By the time I got inside, Aunt Richelle had rubbed the sand off the dog before allowing him in.

“Morning.” I leaned in to kiss her cheek as I passed. “Just going to take a quick shower.”

“I’ll make waffles!” she called after me.

“You spoil me!” I called back, and heard her answering chuckle. She needed someone to look after. It was in my aunt’s nature to look after people. She’d never left my mom’s side when she was sick. And I hated that Richelle was alone now, in this house.

But it was her choice, I reminded myself.

I swiped my cell off my bedside table where I’d left it and saw I had three missed calls from my father and a voice-mail message that was undoubtedly from him.

Gut churning, I threw the phone on the bed and hurried into the shower. Once washed and dressed, I returned to the kitchen to find warm waffles plated on the island. There was whipped cream, maple syrup, and a bowl of mixed berries beside it.

“I might just move in permanently,” I joked, salivating as I slipped onto the stool.

Aunt Richelle stood on the opposite side of the island, staring at me.

A little intensely.

I paused in my waffle onslaught. “Everything okay?”

She exhaled slowly and then walked across the kitchen to open a drawer. I studied her stiff demeanor as she removed what looked like a cream-colored card. “I should have given this to you last night, but I just wanted you to relax. But it’s yours, so you should have it.”

Curious, I reached for the card and saw the elaborate embossed detail on it.

The words We’re Engaged were scrawled in silver script on the front. A pearl with a loop over it acted as the clasp. Unlooping it, I opened the card.

    You are cordially invited to attend an engagement party in honor of Darcy Hawthorne & Matthias Lemieux.

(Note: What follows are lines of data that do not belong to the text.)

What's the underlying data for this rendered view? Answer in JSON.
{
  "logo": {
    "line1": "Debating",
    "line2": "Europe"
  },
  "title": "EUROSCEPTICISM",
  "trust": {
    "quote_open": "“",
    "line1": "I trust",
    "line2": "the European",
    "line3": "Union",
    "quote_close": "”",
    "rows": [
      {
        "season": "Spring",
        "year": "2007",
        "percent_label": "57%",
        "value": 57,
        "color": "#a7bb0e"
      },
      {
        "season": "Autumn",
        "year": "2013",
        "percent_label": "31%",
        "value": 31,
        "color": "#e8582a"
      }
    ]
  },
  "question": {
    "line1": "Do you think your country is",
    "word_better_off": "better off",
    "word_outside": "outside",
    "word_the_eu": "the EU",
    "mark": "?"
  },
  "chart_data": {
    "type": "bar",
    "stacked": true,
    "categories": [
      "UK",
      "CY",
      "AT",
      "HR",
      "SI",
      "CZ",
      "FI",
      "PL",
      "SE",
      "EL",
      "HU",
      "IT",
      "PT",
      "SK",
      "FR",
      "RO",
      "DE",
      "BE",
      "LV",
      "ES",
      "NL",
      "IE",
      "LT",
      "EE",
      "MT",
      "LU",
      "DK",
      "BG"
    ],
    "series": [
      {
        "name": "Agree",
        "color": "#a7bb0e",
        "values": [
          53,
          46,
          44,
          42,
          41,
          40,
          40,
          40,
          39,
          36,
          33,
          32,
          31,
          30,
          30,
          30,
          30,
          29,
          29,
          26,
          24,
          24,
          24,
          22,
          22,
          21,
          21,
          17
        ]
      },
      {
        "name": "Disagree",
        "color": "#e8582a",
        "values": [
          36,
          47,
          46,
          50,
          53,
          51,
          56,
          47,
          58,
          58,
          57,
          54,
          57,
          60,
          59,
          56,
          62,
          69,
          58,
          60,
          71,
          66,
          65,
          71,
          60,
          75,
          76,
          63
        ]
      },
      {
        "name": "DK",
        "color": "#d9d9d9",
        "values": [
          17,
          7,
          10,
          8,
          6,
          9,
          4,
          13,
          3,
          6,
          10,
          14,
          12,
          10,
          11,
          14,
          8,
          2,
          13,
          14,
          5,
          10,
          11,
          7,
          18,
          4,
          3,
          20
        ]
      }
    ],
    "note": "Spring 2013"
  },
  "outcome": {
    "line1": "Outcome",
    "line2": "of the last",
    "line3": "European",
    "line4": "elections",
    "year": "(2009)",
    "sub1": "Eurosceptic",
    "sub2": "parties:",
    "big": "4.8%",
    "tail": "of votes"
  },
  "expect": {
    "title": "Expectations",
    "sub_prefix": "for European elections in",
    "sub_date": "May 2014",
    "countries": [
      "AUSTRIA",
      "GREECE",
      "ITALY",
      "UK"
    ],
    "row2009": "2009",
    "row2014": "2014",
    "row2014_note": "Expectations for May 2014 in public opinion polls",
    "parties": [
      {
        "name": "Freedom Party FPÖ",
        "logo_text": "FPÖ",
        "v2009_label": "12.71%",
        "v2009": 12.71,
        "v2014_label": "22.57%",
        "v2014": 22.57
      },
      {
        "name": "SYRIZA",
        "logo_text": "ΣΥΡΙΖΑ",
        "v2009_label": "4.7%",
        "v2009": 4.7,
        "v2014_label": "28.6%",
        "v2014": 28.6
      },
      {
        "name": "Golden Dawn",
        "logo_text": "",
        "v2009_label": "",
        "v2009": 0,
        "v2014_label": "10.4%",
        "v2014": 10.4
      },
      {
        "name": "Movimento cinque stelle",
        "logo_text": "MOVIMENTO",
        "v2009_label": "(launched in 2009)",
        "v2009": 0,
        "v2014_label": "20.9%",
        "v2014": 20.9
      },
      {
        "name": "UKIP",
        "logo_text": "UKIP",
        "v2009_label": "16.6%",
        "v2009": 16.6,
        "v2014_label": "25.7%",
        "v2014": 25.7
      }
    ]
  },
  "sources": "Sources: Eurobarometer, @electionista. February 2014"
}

The date followed (in three weeks), along with the location and the RSVP email.

I should probably have felt more emotional impact about it than I did.

“I think she must have sent it here because she wasn’t sure you were back in Manhattan,” Aunt Richelle said. “What is she thinking, sending you an invitation? And who sends actual invitations anymore?” Her voice rose with her agitation. “I thought she was an environmentalist. Hasn’t she heard of an e-invite?”

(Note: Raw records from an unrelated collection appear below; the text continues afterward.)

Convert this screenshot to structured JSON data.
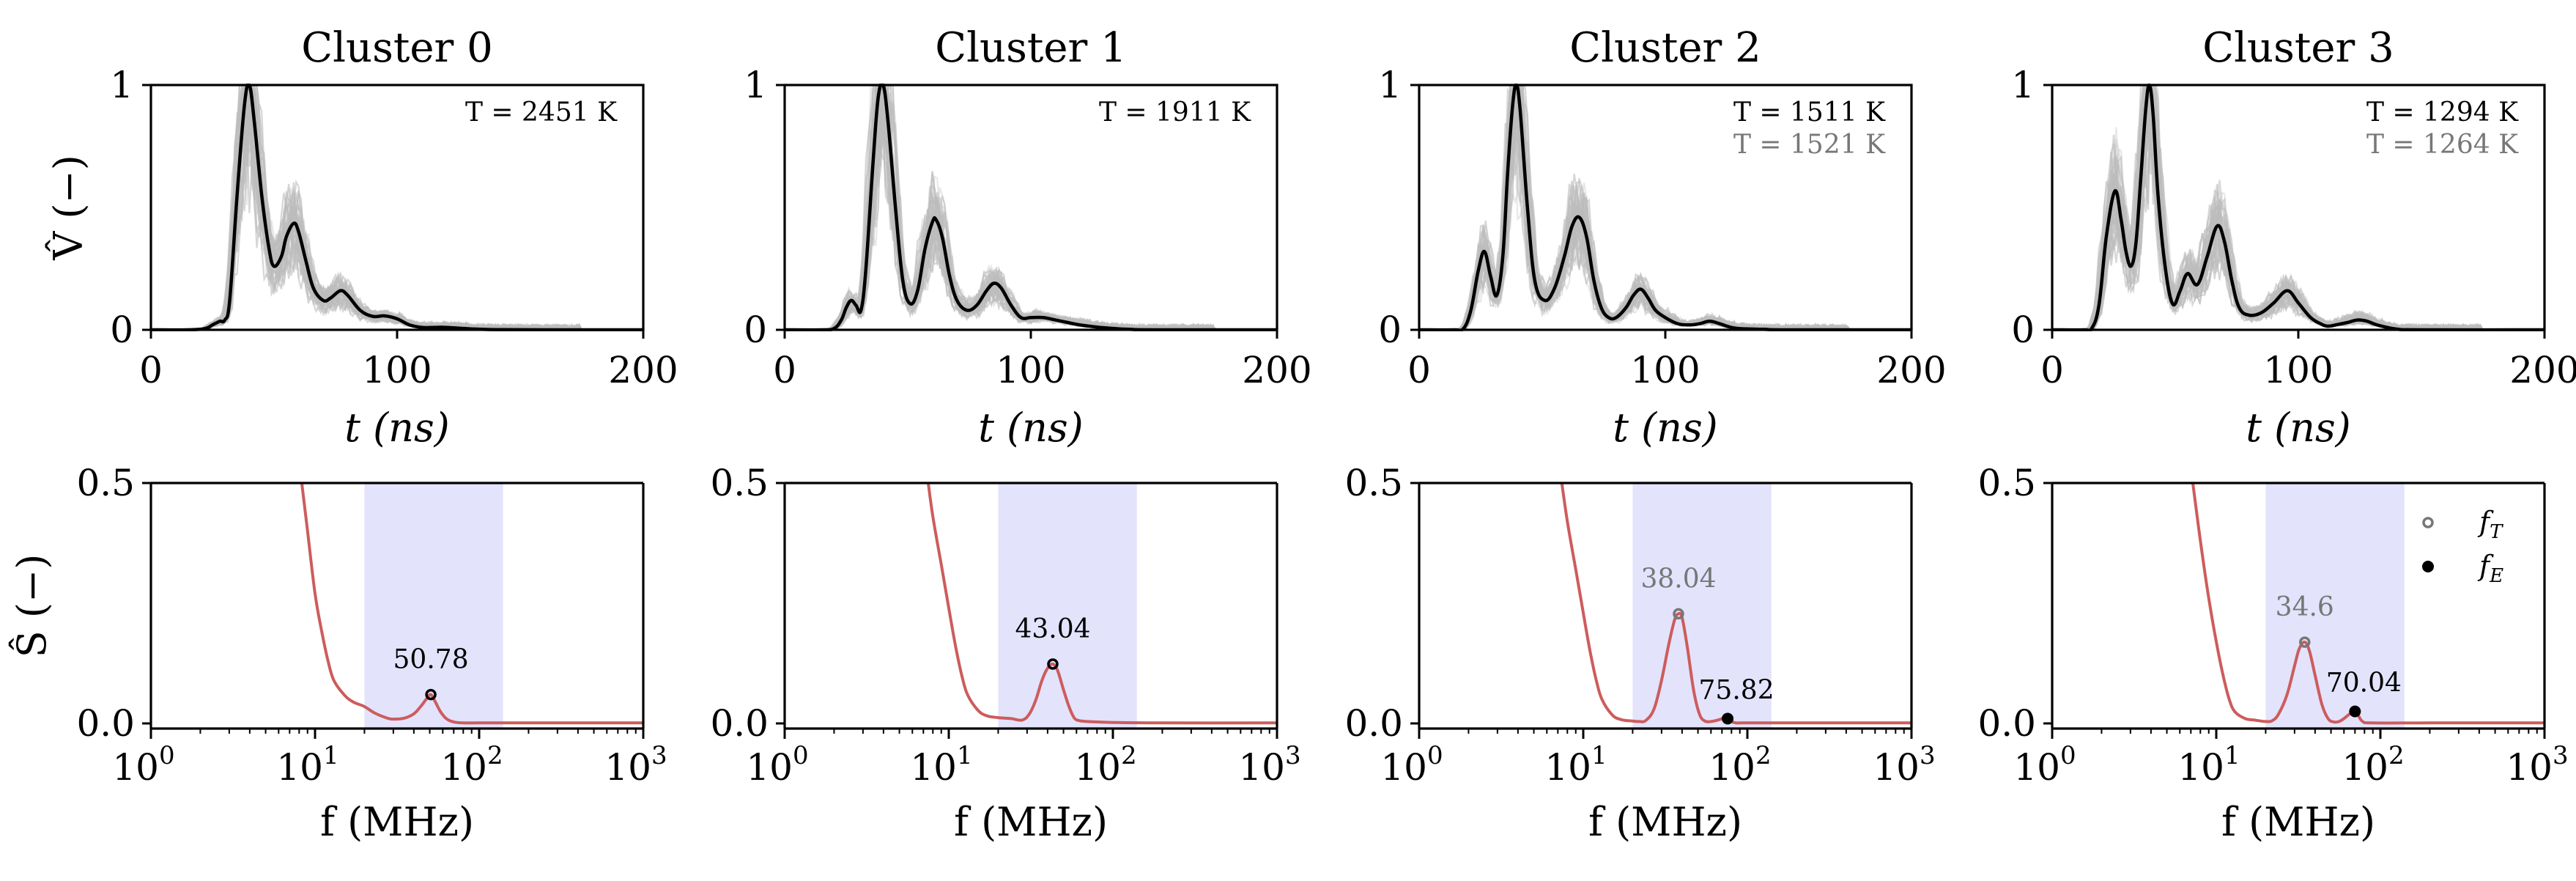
{
  "figure": {
    "colors": {
      "mean_line": "#000000",
      "traces": "#bdbdbd",
      "spectrum_line": "#cd5c5c",
      "band": "#e3e3fc",
      "secondary_text": "#777777",
      "f_T_marker": "#777777",
      "f_E_marker": "#000000"
    }
  },
  "chart_data": [
    {
      "type": "line",
      "title": "Cluster 0",
      "xlabel": "t (ns)",
      "ylabel": "V̂ (−)",
      "xlim": [
        0,
        200
      ],
      "ylim": [
        0,
        1
      ],
      "xticks": [
        "0",
        "100",
        "200"
      ],
      "yticks": [
        "0",
        "1"
      ],
      "annotations": [
        {
          "text": "T = 2451 K",
          "color": "primary"
        }
      ],
      "series": [
        {
          "name": "mean",
          "x": [
            0,
            15,
            22,
            25,
            28,
            30,
            32,
            35,
            38,
            40,
            42,
            45,
            48,
            50,
            53,
            55,
            58,
            60,
            63,
            66,
            70,
            73,
            77,
            80,
            85,
            90,
            95,
            100,
            105,
            110,
            115,
            120,
            130,
            140,
            160,
            200
          ],
          "y": [
            0,
            0,
            0.005,
            0.02,
            0.035,
            0.04,
            0.12,
            0.55,
            0.92,
            1.0,
            0.85,
            0.55,
            0.33,
            0.26,
            0.3,
            0.38,
            0.435,
            0.4,
            0.28,
            0.17,
            0.12,
            0.13,
            0.16,
            0.14,
            0.08,
            0.055,
            0.057,
            0.045,
            0.02,
            0.01,
            0.01,
            0.01,
            0.004,
            0.001,
            0,
            0
          ]
        }
      ]
    },
    {
      "type": "line",
      "title": "Cluster 1",
      "xlabel": "t (ns)",
      "ylabel": "",
      "xlim": [
        0,
        200
      ],
      "ylim": [
        0,
        1
      ],
      "xticks": [
        "0",
        "100",
        "200"
      ],
      "yticks": [
        "0",
        "1"
      ],
      "annotations": [
        {
          "text": "T = 1911 K",
          "color": "primary"
        }
      ],
      "series": [
        {
          "name": "mean",
          "x": [
            0,
            15,
            20,
            23,
            25,
            27,
            29,
            31,
            33,
            36,
            38,
            40,
            42,
            45,
            48,
            51,
            54,
            57,
            60,
            61.5,
            64,
            67,
            70,
            74,
            78,
            82,
            85,
            88,
            92,
            96,
            100,
            105,
            110,
            115,
            120,
            130,
            140,
            150,
            200
          ],
          "y": [
            0,
            0,
            0.005,
            0.04,
            0.09,
            0.12,
            0.1,
            0.08,
            0.25,
            0.7,
            0.95,
            1.0,
            0.85,
            0.5,
            0.2,
            0.107,
            0.16,
            0.33,
            0.44,
            0.45,
            0.38,
            0.22,
            0.12,
            0.08,
            0.1,
            0.16,
            0.19,
            0.17,
            0.1,
            0.05,
            0.05,
            0.05,
            0.04,
            0.03,
            0.02,
            0.008,
            0.002,
            0,
            0
          ]
        }
      ]
    },
    {
      "type": "line",
      "title": "Cluster 2",
      "xlabel": "t (ns)",
      "ylabel": "",
      "xlim": [
        0,
        200
      ],
      "ylim": [
        0,
        1
      ],
      "xticks": [
        "0",
        "100",
        "200"
      ],
      "yticks": [
        "0",
        "1"
      ],
      "annotations": [
        {
          "text": "T = 1511 K",
          "color": "primary"
        },
        {
          "text": "T = 1521 K",
          "color": "secondary"
        }
      ],
      "series": [
        {
          "name": "mean",
          "x": [
            0,
            14,
            18,
            21,
            24,
            26.5,
            29,
            31.5,
            34,
            36,
            38,
            39.5,
            41,
            44,
            47,
            51,
            55,
            59,
            62,
            65,
            68,
            71,
            74,
            77,
            80,
            84,
            87,
            90,
            93,
            96,
            100,
            105,
            110,
            114,
            118,
            122,
            126,
            130,
            140,
            150,
            200
          ],
          "y": [
            0,
            0,
            0.005,
            0.08,
            0.24,
            0.32,
            0.22,
            0.14,
            0.3,
            0.65,
            0.92,
            1.0,
            0.9,
            0.5,
            0.2,
            0.12,
            0.17,
            0.3,
            0.42,
            0.46,
            0.38,
            0.2,
            0.09,
            0.05,
            0.05,
            0.09,
            0.14,
            0.166,
            0.13,
            0.08,
            0.05,
            0.025,
            0.02,
            0.025,
            0.035,
            0.025,
            0.012,
            0.005,
            0.002,
            0,
            0
          ]
        }
      ]
    },
    {
      "type": "line",
      "title": "Cluster 3",
      "xlabel": "t (ns)",
      "ylabel": "",
      "xlim": [
        0,
        200
      ],
      "ylim": [
        0,
        1
      ],
      "xticks": [
        "0",
        "100",
        "200"
      ],
      "yticks": [
        "0",
        "1"
      ],
      "annotations": [
        {
          "text": "T = 1294 K",
          "color": "primary"
        },
        {
          "text": "T = 1264 K",
          "color": "secondary"
        }
      ],
      "series": [
        {
          "name": "mean",
          "x": [
            0,
            13,
            16,
            19,
            22,
            25.5,
            28,
            30,
            32,
            34,
            36,
            38,
            39.5,
            41,
            43,
            46,
            49,
            52,
            55,
            59,
            63,
            67,
            70,
            73,
            76,
            80,
            85,
            90,
            95.5,
            100,
            105,
            109,
            112,
            116,
            120,
            124,
            128,
            132,
            140,
            150,
            200
          ],
          "y": [
            0,
            0,
            0.005,
            0.1,
            0.38,
            0.567,
            0.45,
            0.32,
            0.26,
            0.35,
            0.62,
            0.9,
            1.0,
            0.88,
            0.55,
            0.25,
            0.105,
            0.16,
            0.23,
            0.185,
            0.3,
            0.424,
            0.36,
            0.2,
            0.09,
            0.06,
            0.07,
            0.11,
            0.16,
            0.11,
            0.05,
            0.025,
            0.015,
            0.022,
            0.03,
            0.04,
            0.035,
            0.02,
            0.003,
            0,
            0
          ]
        }
      ]
    },
    {
      "type": "line",
      "title": "",
      "xlabel": "f (MHz)",
      "ylabel": "Ŝ (−)",
      "xscale": "log",
      "xlim": [
        1,
        1000
      ],
      "ylim": [
        -0.012,
        0.5
      ],
      "xticks": [
        {
          "base": "10",
          "exp": "0"
        },
        {
          "base": "10",
          "exp": "1"
        },
        {
          "base": "10",
          "exp": "2"
        },
        {
          "base": "10",
          "exp": "3"
        }
      ],
      "yticks": [
        "0.0",
        "0.5"
      ],
      "band": [
        20,
        140
      ],
      "series": [
        {
          "name": "spectrum",
          "x": [
            8.3,
            9,
            10,
            11,
            12,
            13,
            15,
            17,
            20,
            23,
            27,
            30,
            35,
            40,
            44,
            48,
            50.78,
            54,
            58,
            63,
            70,
            80,
            100,
            200,
            1000
          ],
          "y": [
            0.5,
            0.4,
            0.27,
            0.19,
            0.13,
            0.09,
            0.06,
            0.045,
            0.035,
            0.022,
            0.012,
            0.009,
            0.011,
            0.02,
            0.035,
            0.052,
            0.06,
            0.045,
            0.025,
            0.01,
            0.003,
            0.001,
            0.001,
            0.001,
            0.001
          ]
        }
      ],
      "markers": [
        {
          "kind": "f_E",
          "style": "open-black",
          "x": 50.78,
          "y": 0.06,
          "label": "50.78",
          "label_color": "primary"
        }
      ]
    },
    {
      "type": "line",
      "title": "",
      "xlabel": "f (MHz)",
      "ylabel": "",
      "xscale": "log",
      "xlim": [
        1,
        1000
      ],
      "ylim": [
        -0.012,
        0.5
      ],
      "xticks": [
        {
          "base": "10",
          "exp": "0"
        },
        {
          "base": "10",
          "exp": "1"
        },
        {
          "base": "10",
          "exp": "2"
        },
        {
          "base": "10",
          "exp": "3"
        }
      ],
      "yticks": [
        "0.0",
        "0.5"
      ],
      "band": [
        20,
        140
      ],
      "series": [
        {
          "name": "spectrum",
          "x": [
            7.5,
            8,
            9,
            10,
            11,
            12,
            13,
            15,
            17,
            20,
            24,
            28,
            31,
            34,
            37,
            40,
            43.04,
            46,
            50,
            54,
            58,
            62,
            70,
            100,
            200,
            1000
          ],
          "y": [
            0.5,
            0.43,
            0.33,
            0.24,
            0.16,
            0.1,
            0.06,
            0.028,
            0.016,
            0.012,
            0.01,
            0.007,
            0.02,
            0.05,
            0.09,
            0.115,
            0.1235,
            0.11,
            0.07,
            0.035,
            0.012,
            0.006,
            0.004,
            0.002,
            0.001,
            0.001
          ]
        }
      ],
      "markers": [
        {
          "kind": "f_E",
          "style": "open-black",
          "x": 43.04,
          "y": 0.1235,
          "label": "43.04",
          "label_color": "primary"
        }
      ]
    },
    {
      "type": "line",
      "title": "",
      "xlabel": "f (MHz)",
      "ylabel": "",
      "xscale": "log",
      "xlim": [
        1,
        1000
      ],
      "ylim": [
        -0.012,
        0.5
      ],
      "xticks": [
        {
          "base": "10",
          "exp": "0"
        },
        {
          "base": "10",
          "exp": "1"
        },
        {
          "base": "10",
          "exp": "2"
        },
        {
          "base": "10",
          "exp": "3"
        }
      ],
      "yticks": [
        "0.0",
        "0.5"
      ],
      "band": [
        20,
        140
      ],
      "series": [
        {
          "name": "spectrum",
          "x": [
            7.4,
            8,
            9,
            10,
            11,
            12,
            13,
            15,
            17,
            20,
            22,
            24,
            27,
            30,
            33,
            36,
            38.04,
            40,
            43,
            47,
            51,
            55,
            60,
            66,
            72,
            75.82,
            80,
            85,
            95,
            200,
            1000
          ],
          "y": [
            0.5,
            0.42,
            0.32,
            0.23,
            0.15,
            0.09,
            0.05,
            0.018,
            0.008,
            0.005,
            0.004,
            0.006,
            0.03,
            0.09,
            0.16,
            0.215,
            0.228,
            0.22,
            0.16,
            0.07,
            0.02,
            0.005,
            0.004,
            0.007,
            0.011,
            0.01,
            0.004,
            0.001,
            0.001,
            0.001,
            0.001
          ]
        }
      ],
      "markers": [
        {
          "kind": "f_T",
          "style": "open-gray",
          "x": 38.04,
          "y": 0.228,
          "label": "38.04",
          "label_color": "secondary"
        },
        {
          "kind": "f_E",
          "style": "filled-black",
          "x": 75.82,
          "y": 0.01,
          "label": "75.82",
          "label_color": "primary"
        }
      ]
    },
    {
      "type": "line",
      "title": "",
      "xlabel": "f (MHz)",
      "ylabel": "",
      "xscale": "log",
      "xlim": [
        1,
        1000
      ],
      "ylim": [
        -0.012,
        0.5
      ],
      "xticks": [
        {
          "base": "10",
          "exp": "0"
        },
        {
          "base": "10",
          "exp": "1"
        },
        {
          "base": "10",
          "exp": "2"
        },
        {
          "base": "10",
          "exp": "3"
        }
      ],
      "yticks": [
        "0.0",
        "0.5"
      ],
      "band": [
        20,
        140
      ],
      "series": [
        {
          "name": "spectrum",
          "x": [
            7.2,
            8,
            9,
            10,
            11,
            12,
            13,
            15,
            17,
            20,
            22,
            24,
            27,
            30,
            32,
            34.6,
            37,
            40,
            44,
            48,
            52,
            56,
            60,
            64,
            68,
            70.04,
            73,
            78,
            90,
            200,
            1000
          ],
          "y": [
            0.5,
            0.38,
            0.26,
            0.17,
            0.1,
            0.05,
            0.024,
            0.01,
            0.007,
            0.004,
            0.006,
            0.02,
            0.06,
            0.12,
            0.155,
            0.169,
            0.15,
            0.1,
            0.04,
            0.01,
            0.003,
            0.004,
            0.01,
            0.018,
            0.024,
            0.025,
            0.018,
            0.004,
            0.001,
            0.001,
            0.001
          ]
        }
      ],
      "markers": [
        {
          "kind": "f_T",
          "style": "open-gray",
          "x": 34.6,
          "y": 0.169,
          "label": "34.6",
          "label_color": "secondary"
        },
        {
          "kind": "f_E",
          "style": "filled-black",
          "x": 70.04,
          "y": 0.025,
          "label": "70.04",
          "label_color": "primary"
        }
      ],
      "legend": {
        "placement": "top-right",
        "entries": [
          {
            "marker": "open-gray",
            "label": "f",
            "sub": "T"
          },
          {
            "marker": "filled-black",
            "label": "f",
            "sub": "E"
          }
        ]
      }
    }
  ]
}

I laughed at my aunt’s outrage. While she’d never come out and said it to my face, I’d always gotten the impression my aunt didn’t care for Darcy. It had surprised me because, while we were dating, I thought Darcy was a total catch. She was intelligent and strong-willed but compassionate too. Moreover, on a personal level we both knew what it was to feel like we were disappointing our successful families by taking a different path in life from the one they wanted us to take. We’d bonded over the conflict we’d both been through, we understood that we felt disconnected from people in our social circle, though for entirely different reasons, and she was far better at pretending to fit in than I was. There was comfort in our bond. For three years she’d been my sounding board and my friend as well as my lover. But with hindsight, I could see there were things that didn’t work. For a start, we were really bad at communicating with each other. She wasn’t always the first person I thought of when something happened that upset me or excited me, and I realized it was because Darcy didn’t really excite me. Not in the way I realized now she should have. Obviously, she realized that before I did. And I’d genuinely forgiven her and moved on.